A las 00:30 horas, ya del día 21 según el calendario gregoriano, la sombra comenzó a “comerse” a la Gran Madre. Los chapoteos en la laguna se intensificaron, pero ya no distinguíamos si eran los peces, los mochuelos o algún pato trasnochado que nadaba. A la 1:00 de la madrugada ya la mitad de la Luna se encontraba en sombras, y a medida que la oscuridad avanzaba devorando al plateado disco, más estrellas fueron apareciendo en el firmamento, como revelándose y haciendo presencia en la trasmutación que sufría la Gran Madre. A las 1:15 horas la oscuridad ya había caído casi completamente encima de nosotros, el viento soplaba de vez en vez, y ahora estabamos cerca de los 0°C. La vía lactea se había revelado por completo y atravesaba el cielo de sureste a noroeste, ya no se podía distinguir ningún detalle del valle con la escasa luz que aún proyectaba la Dama plateada, y el par de ojos que nos vigilaba entre el robledal también había desaparecido. Nuestras guardianas, ladraban y gruñian de vez en cuando, como ahuyentando a algún otro animal o entidad que osará entrara en aquel lugar. Llegó la 1:25 de la madrugada, y la Gran Madre se encontraba ensangrentada, tan solo un anillo resplandeciente con un diamante que apuntaba al oeste quedaba de ella, anunciando la oscuridad total. Con ayuda de los binoculares pudimos observar nítidamente la nebulosa de Orión, se reveló ante nuestros ojos el cúmulo de estrellas, como un mancha borrada en la daga del Cazador.
A 1:33 la Luna quedó totalmente envuelta en el manto rojo-marrón del reflejo atmosférico de la Tierra, al mismo tiempo, nuestra fogata se apagó, tan solo quedando brasas ardientes, como si ella misma fuera el reflejo de la esfera que veíamos en el cielo. Nadie sin embargo nos atrevimos a reavivar el fuego, por respeto a no irrumpir la oscuridad que nos cubría. El silencio se hizo entonces presente, ni los sonidos lejanos de la carretera se oían más. Tras realizar nuestra ofrenda ante la muerte de la Gran Diosa, nos quedamos meditando un momento, envueltos en nuestras capuchas negras; sintiendo la calma, el silencio y el frío, dejándonos abrazar también por ese instante de muerte y oscuridad. Notamos entonces una figura muy conocida en el cielo, las estrellas de: 1 Geminorum, Chi1 Orionis, Zeta Tauri, 125 Tauri y 136 Tauri encerraban a la Luna eclipsada en un patrón, uniéndo las estrellas como puntos de un diario, un pentagrama perfecto surgía. Igualmente en este momento la intensidad de las estrellas fugaces aumentó, los bólidos pasaban por el firmamento, como fuegos naturales, especialmente en las regiones de las constelaciones de Orión y Géminis.
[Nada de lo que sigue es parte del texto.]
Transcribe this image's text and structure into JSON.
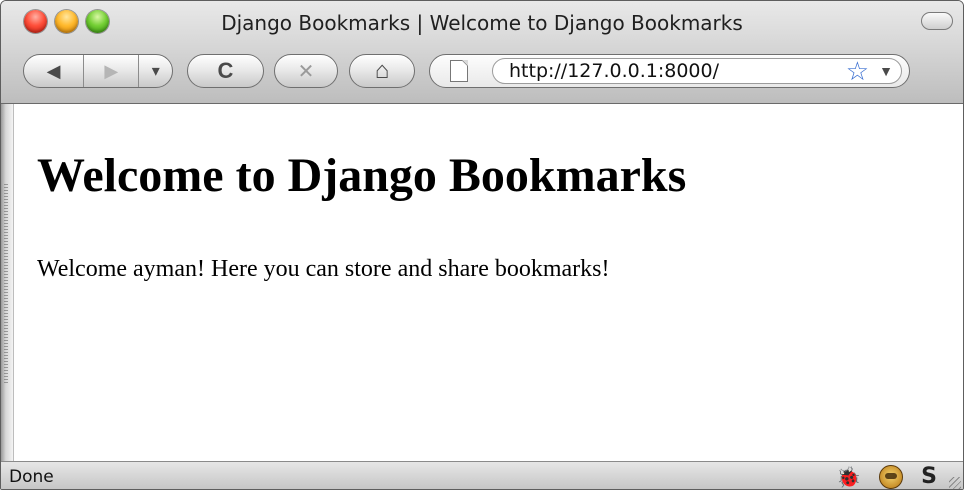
{
  "window": {
    "title": "Django Bookmarks | Welcome to Django Bookmarks"
  },
  "toolbar": {
    "back_icon": "◀",
    "forward_icon": "▶",
    "history_dropdown_icon": "▾",
    "reload_icon": "C",
    "stop_icon": "✕",
    "home_icon": "⌂",
    "url": "http://127.0.0.1:8000/",
    "bookmark_star_icon": "☆",
    "bookmark_dropdown_icon": "▼"
  },
  "page": {
    "heading": "Welcome to Django Bookmarks",
    "message": "Welcome ayman! Here you can store and share bookmarks!"
  },
  "status_bar": {
    "text": "Done",
    "bug_icon": "🪳",
    "s_icon": "S"
  },
  "colors": {
    "link_star": "#3a6fd1",
    "close": "#ff4f3a",
    "minimize": "#ffb92c",
    "zoom": "#74cf34"
  }
}
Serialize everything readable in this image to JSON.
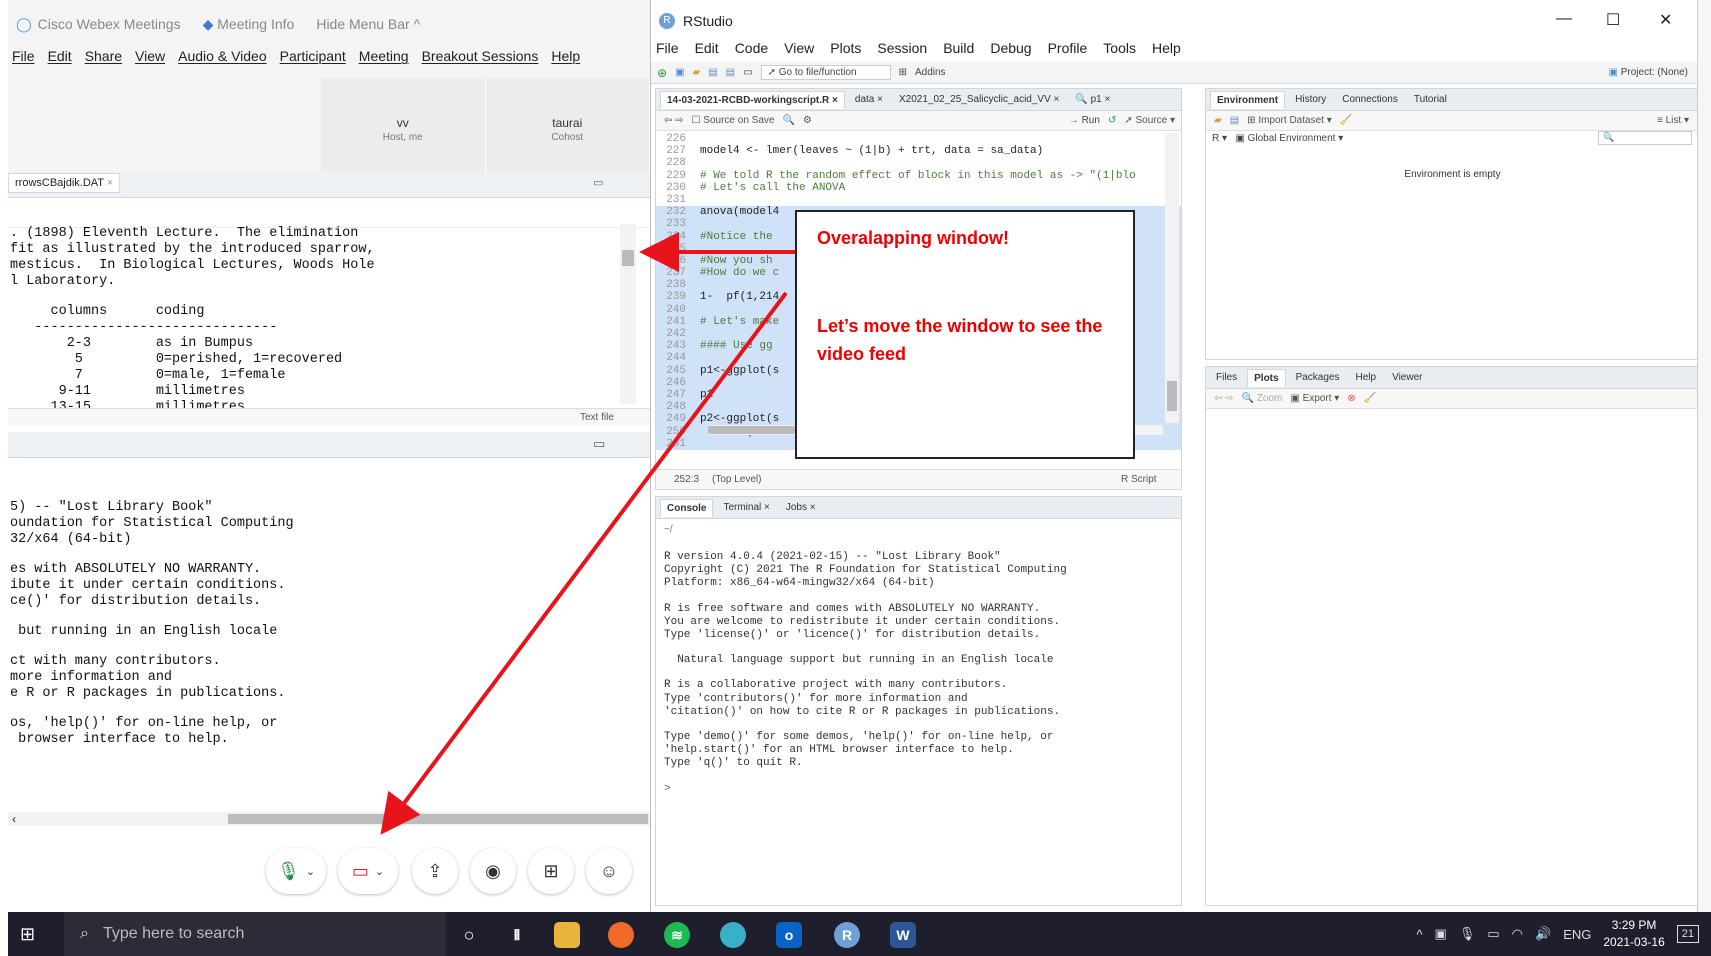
{
  "webex": {
    "app_title": "Cisco Webex Meetings",
    "meeting_info": "Meeting Info",
    "hide_menu": "Hide Menu Bar ^",
    "menu": [
      "File",
      "Edit",
      "Share",
      "View",
      "Audio & Video",
      "Participant",
      "Meeting",
      "Breakout Sessions",
      "Help"
    ],
    "participants": [
      {
        "name": "vv",
        "role": "Host, me"
      },
      {
        "name": "taurai",
        "role": "Cohost"
      }
    ],
    "shared_tab": "rrowsCBajdik.DAT",
    "shared_text_type": "Text file",
    "shared_lines": [
      ". (1898) Eleventh Lecture.  The elimination",
      "fit as illustrated by the introduced sparrow,",
      "mesticus.  In Biological Lectures, Woods Hole",
      "l Laboratory.",
      "",
      "     columns      coding",
      "   ------------------------------",
      "       2-3        as in Bumpus",
      "        5         0=perished, 1=recovered",
      "        7         0=male, 1=female",
      "      9-11        millimetres",
      "     13-15        millimetres"
    ],
    "console_lines": [
      "5) -- \"Lost Library Book\"",
      "oundation for Statistical Computing",
      "32/x64 (64-bit)",
      "",
      "es with ABSOLUTELY NO WARRANTY.",
      "ibute it under certain conditions.",
      "ce()' for distribution details.",
      "",
      " but running in an English locale",
      "",
      "ct with many contributors.",
      "more information and",
      "e R or R packages in publications.",
      "",
      "os, 'help()' for on-line help, or",
      " browser interface to help."
    ]
  },
  "rstudio": {
    "title": "RStudio",
    "menu": [
      "File",
      "Edit",
      "Code",
      "View",
      "Plots",
      "Session",
      "Build",
      "Debug",
      "Profile",
      "Tools",
      "Help"
    ],
    "toolbar": {
      "goto": "Go to file/function",
      "addins": "Addins",
      "project": "Project: (None)"
    },
    "editor_tabs": [
      "14-03-2021-RCBD-workingscript.R",
      "data",
      "X2021_02_25_Salicyclic_acid_VV",
      "p1"
    ],
    "editor_sub": {
      "source_on_save": "Source on Save",
      "run": "Run",
      "source": "Source"
    },
    "code": [
      {
        "n": "226",
        "t": ""
      },
      {
        "n": "227",
        "t": "model4 <- lmer(leaves ~ (1|b) + trt, data = sa_data)"
      },
      {
        "n": "228",
        "t": ""
      },
      {
        "n": "229",
        "t": "# We told R the random effect of block in this model as -> \"(1|blo"
      },
      {
        "n": "230",
        "t": "# Let's call the ANOVA"
      },
      {
        "n": "231",
        "t": ""
      },
      {
        "n": "232",
        "t": "anova(model4"
      },
      {
        "n": "233",
        "t": ""
      },
      {
        "n": "234",
        "t": "#Notice the                                                and m"
      },
      {
        "n": "235",
        "t": ""
      },
      {
        "n": "236",
        "t": "#Now you sh                                                is mis"
      },
      {
        "n": "237",
        "t": "#How do we c"
      },
      {
        "n": "238",
        "t": ""
      },
      {
        "n": "239",
        "t": "1-  pf(1,214"
      },
      {
        "n": "240",
        "t": ""
      },
      {
        "n": "241",
        "t": "# Let's make"
      },
      {
        "n": "242",
        "t": ""
      },
      {
        "n": "243",
        "t": "#### Use gg                                                the po"
      },
      {
        "n": "244",
        "t": ""
      },
      {
        "n": "245",
        "t": "p1<-ggplot(s                                               oxplot"
      },
      {
        "n": "246",
        "t": ""
      },
      {
        "n": "247",
        "t": "p1"
      },
      {
        "n": "248",
        "t": ""
      },
      {
        "n": "249",
        "t": "p2<-ggplot(s                                               + face"
      },
      {
        "n": "250",
        "t": "  theme( axi                                               nt bla"
      },
      {
        "n": "251",
        "t": ""
      }
    ],
    "status": {
      "pos": "252:3",
      "level": "(Top Level)",
      "type": "R Script"
    },
    "console_tabs": [
      "Console",
      "Terminal",
      "Jobs"
    ],
    "console_path": "~/",
    "console_lines": [
      "R version 4.0.4 (2021-02-15) -- \"Lost Library Book\"",
      "Copyright (C) 2021 The R Foundation for Statistical Computing",
      "Platform: x86_64-w64-mingw32/x64 (64-bit)",
      "",
      "R is free software and comes with ABSOLUTELY NO WARRANTY.",
      "You are welcome to redistribute it under certain conditions.",
      "Type 'license()' or 'licence()' for distribution details.",
      "",
      "  Natural language support but running in an English locale",
      "",
      "R is a collaborative project with many contributors.",
      "Type 'contributors()' for more information and",
      "'citation()' on how to cite R or R packages in publications.",
      "",
      "Type 'demo()' for some demos, 'help()' for on-line help, or",
      "'help.start()' for an HTML browser interface to help.",
      "Type 'q()' to quit R.",
      "",
      ">"
    ],
    "env_tabs": [
      "Environment",
      "History",
      "Connections",
      "Tutorial"
    ],
    "env_sub": {
      "import": "Import Dataset",
      "list": "List",
      "r": "R",
      "global": "Global Environment"
    },
    "env_empty": "Environment is empty",
    "files_tabs": [
      "Files",
      "Plots",
      "Packages",
      "Help",
      "Viewer"
    ],
    "files_sub": {
      "zoom": "Zoom",
      "export": "Export"
    }
  },
  "annotation": {
    "line1": "Overalapping window!",
    "line2": "Let’s move the window to see the video feed"
  },
  "taskbar": {
    "search_placeholder": "Type here to search",
    "lang": "ENG",
    "time": "3:29 PM",
    "date": "2021-03-16",
    "notif": "21"
  },
  "colors": {
    "arrow": "#e8141b",
    "taskbar": "#1e1e2c",
    "selection": "#cfe2f8"
  }
}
El tiempo pasó y empezamos a temblar un poco de frío, la temperatura descendió entonces bajo cero un par de grados celsius, el vaho de nuestra respiración salía en cada suspiro, aventando hacia aquel negro vacio todo lo que ya no era benéfico dentro de nosotros. Incluso la lana de la túnica mostraba un frío inusual y mis cabellos empezarón a endurecerse, como si fuesen hilos de plata helada. A las 2:20 horas, en medio de aquella oscuridad, algo rompió el silencio, de entre los montes cercanos salía un aullido, helándo más aún el ambiente. Tres veces aquel coyote (que los lugareños nos habían advertido que a veces bajaba hasta el valle), lanzó su aullido; tan cerca se escuchaba como si estuviera junto a nosotros, y a la vez se oía por todo el valle, como si estuviera presente en todos los lugares al mismo tiempo.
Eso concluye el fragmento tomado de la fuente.